会計ニュース・コレクター(小石川経理研究所)

土地開発公社の処理に公金6千億円超 塩漬けで借金膨張(朝日より)

土地開発公社の処理に公金6千億円超 塩漬けで借金膨張

全国の自治体の「土地開発公社」が抱える借金の処理に、6千億円超の公金が投入されるという記事。

「土地開発公社は自治体の債務保証・損失補償をバックに金融機関から金を借りて公共用地を取得する外郭団体。...だがバブル崩壊後、こうした外郭団体の事業は各地で行き詰まる。国は2009~16年度に限り、第三セクター等改革推進債(三セク債)で清算などの処理をすることを認めた。」

「朝日新聞が総務省の内部資料をもとに各自治体にアンケートや電話などで取材したところ、三セク債で土地開発公社の借金を肩代わりして解散や一部清算させた県や市町村が133あった。起債の総額は約6100億円。返済は10年以内が原則だが、岩手県北上市や埼玉県川口市、大阪府高石市など13自治体は30年で、より長期に影響が及ぶ。三セク債以外に、自治体の財源から支出したり、自治体が貸付金の回収を諦めたりした分も300億円以上あった。」

記事後半では、会計処理についてふれています。
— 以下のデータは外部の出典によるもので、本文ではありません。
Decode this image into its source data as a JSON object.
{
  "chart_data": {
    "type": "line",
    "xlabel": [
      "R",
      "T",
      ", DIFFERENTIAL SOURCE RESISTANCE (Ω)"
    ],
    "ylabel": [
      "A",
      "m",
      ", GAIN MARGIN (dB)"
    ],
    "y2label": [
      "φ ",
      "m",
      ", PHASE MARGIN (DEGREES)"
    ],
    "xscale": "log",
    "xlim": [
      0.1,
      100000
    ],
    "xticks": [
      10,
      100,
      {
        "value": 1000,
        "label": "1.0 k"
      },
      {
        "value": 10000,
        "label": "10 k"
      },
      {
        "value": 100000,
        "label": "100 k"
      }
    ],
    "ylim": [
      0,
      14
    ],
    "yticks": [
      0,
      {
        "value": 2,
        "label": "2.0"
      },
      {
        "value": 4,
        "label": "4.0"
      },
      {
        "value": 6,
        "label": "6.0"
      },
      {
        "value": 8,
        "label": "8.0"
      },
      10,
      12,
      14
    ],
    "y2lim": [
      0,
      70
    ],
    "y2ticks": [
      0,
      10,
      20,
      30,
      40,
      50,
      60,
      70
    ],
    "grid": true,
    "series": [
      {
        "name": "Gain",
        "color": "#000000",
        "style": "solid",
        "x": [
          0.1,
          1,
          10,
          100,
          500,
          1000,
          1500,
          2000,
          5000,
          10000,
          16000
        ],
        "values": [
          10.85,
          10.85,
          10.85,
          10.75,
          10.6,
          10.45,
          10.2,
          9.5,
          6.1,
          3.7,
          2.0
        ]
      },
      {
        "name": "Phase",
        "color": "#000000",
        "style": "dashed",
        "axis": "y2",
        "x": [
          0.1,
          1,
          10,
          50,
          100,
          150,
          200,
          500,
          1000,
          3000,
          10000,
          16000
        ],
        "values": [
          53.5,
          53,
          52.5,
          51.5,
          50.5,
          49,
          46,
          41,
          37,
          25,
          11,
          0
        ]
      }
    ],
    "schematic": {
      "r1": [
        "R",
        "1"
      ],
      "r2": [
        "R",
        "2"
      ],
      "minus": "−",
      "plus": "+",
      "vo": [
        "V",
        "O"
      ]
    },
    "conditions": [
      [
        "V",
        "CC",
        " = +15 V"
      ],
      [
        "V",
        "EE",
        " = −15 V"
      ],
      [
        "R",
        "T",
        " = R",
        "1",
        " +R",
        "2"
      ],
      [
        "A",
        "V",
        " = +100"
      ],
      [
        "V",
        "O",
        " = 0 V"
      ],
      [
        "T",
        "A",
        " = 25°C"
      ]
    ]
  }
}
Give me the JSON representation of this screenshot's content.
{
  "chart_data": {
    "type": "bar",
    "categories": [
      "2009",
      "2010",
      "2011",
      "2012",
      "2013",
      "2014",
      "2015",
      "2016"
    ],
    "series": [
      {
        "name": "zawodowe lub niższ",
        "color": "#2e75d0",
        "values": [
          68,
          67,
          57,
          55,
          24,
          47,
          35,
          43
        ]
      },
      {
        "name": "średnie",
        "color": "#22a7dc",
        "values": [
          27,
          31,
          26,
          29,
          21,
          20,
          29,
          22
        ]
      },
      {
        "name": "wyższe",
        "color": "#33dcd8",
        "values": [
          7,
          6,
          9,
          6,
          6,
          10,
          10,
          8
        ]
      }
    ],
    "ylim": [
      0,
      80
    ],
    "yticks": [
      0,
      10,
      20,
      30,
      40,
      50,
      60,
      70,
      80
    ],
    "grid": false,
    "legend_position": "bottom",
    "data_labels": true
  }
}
取得原価に利子を上乗せして、表面上は損失が出ないようになっているようです(記事では「簿価方式」といっています)。

「朝日新聞が、簿価方式をやめて表面化した損失額を各自治体に尋ねた結果、総額は2700億円を超えた。6千億円超の公金投入額の半分近くだ。実際の価値が簿価の1割未満の事例も判明。国は自治体に、簿価方式を改めたうえで三セク債を使うよう事実上求めているが、簿価方式を続ける自治体も多く、損失はより多い可能性がある。」

自治体と公社は別の組織ですから、公社の会計としては、「取得原価+利子」を自治体から回収できる限り、「簿価方式」が間違いともいえません。本来は、公社も含めた自治体の連結会計で考えるべきなのでしょう。

民間企業でも、何かのプロジェクトに必要な土地を、親密な不動産会社やゼネコンに先行取得させる例があると思いますが、企業としては簿外になっているので、注意が必要です。